9. The system according to claim 8, characterized in that, Each follower aims to maximize the on-time performance of its assigned flights. For each flight, it selects service resources in ascending order of secondary priority scheduling number, ensuring aircraft type compatibility, service type matching, and that the overlap between the available resource window and the flight's on-time schedule is not less than the minimum continuous operation time of the corresponding service resource category, and submits a resource request list. The leader aims to minimize the total flight delay time across the entire airport, and checks each service resource to see if there are any overlapping requests from two or more followers within the extended occupied time period, including preparation and evacuation times. For overlapping resource items, the request with the smaller secondary priority scheduling number is retained, and the remaining requests are returned to the corresponding followers to reselect alternative resources from the remaining unoccupied resources of the same category that meet the conditions, in ascending order of secondary priority scheduling number. The leader counts the distribution of the cells and categories of the conflict-returned resource items, adjusts the regional priority number of the cells in the conflict set forward, and adjusts the resource item numbers within the category of the conflict set forward, triggering the next round of follower responses with the updated secondary priority scheduling number. This process is repeated until the number of conflict-returned resource items no longer decreases between two consecutive rounds, at which point the game iteration stops. If the follower still has no available resources of the same type that meet the conditions in the final round, the corresponding flight will be transferred to the delayed scheduling queue and a manual intervention request will be sent to the airport operations control center. All resource request lists that pass conflict detection are merged into a final resource allocation and scheduling scheme. According to the final resource allocation and scheduling scheme, corresponding resource scheduling execution instructions are issued to the boarding gate control terminal, the jet bridge drive controller, the shuttle bus on-board scheduling terminal, the ground staff handheld terminal, and the baggage sorting controller.

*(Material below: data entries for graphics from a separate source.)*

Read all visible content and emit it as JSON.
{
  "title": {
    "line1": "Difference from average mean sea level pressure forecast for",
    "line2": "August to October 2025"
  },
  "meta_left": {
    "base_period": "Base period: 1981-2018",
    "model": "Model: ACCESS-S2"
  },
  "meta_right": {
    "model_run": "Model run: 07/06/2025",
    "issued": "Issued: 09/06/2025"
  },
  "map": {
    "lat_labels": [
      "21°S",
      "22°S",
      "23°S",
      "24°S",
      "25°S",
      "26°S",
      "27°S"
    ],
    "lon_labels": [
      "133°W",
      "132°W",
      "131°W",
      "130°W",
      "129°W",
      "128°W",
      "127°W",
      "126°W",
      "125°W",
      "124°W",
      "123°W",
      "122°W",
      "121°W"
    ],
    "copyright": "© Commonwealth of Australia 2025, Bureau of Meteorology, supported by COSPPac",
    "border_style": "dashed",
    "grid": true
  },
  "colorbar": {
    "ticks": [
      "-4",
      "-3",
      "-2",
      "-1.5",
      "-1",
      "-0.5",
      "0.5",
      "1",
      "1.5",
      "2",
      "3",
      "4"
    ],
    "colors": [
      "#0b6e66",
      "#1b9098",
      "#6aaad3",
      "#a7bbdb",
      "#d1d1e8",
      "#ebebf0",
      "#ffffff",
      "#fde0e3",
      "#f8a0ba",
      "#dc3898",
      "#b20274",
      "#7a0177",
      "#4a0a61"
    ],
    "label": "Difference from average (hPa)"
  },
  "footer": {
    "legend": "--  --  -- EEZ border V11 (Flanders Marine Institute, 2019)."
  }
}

10. A method for dynamic allocation and scheduling of airport operation service resources, characterized in that, Includes the following steps: Step 1: Using the airport's schedulable service resources as resource nodes and the flights to be supported as task nodes, establish connections between resource nodes and task nodes based on service matching conditions to generate an airport resource-flight service relationship graph. Perform multi-layer multi-head graph attention aggregation on the airport resource-flight service relationship graph to output the resource embedding vector of each resource node and the task embedding vector of each task node. Decode the resource embedding vector and task embedding vector into non-negative classification scheduling indices respectively. Step 2: Discretize the airport's planar area into a cellular grid and inject the classification scheduling indices into each cell. Through synchronous iterative evolution, the scheduling indices of movable category resources diffuse among adjacent cells towards spatial equilibrium, generating a resource candidate allocation situation. Step 3: With the airport management as the leader and the flight support task agents as followers, the leader generates and iteratively updates the priority scheduling strategy based on the resource candidate allocation situation. Followers select service resources according to the priority scheduling strategy. Through conflict detection and game iteration, the final resource allocation scheduling scheme is generated and resource scheduling execution instructions are issued to the execution terminal.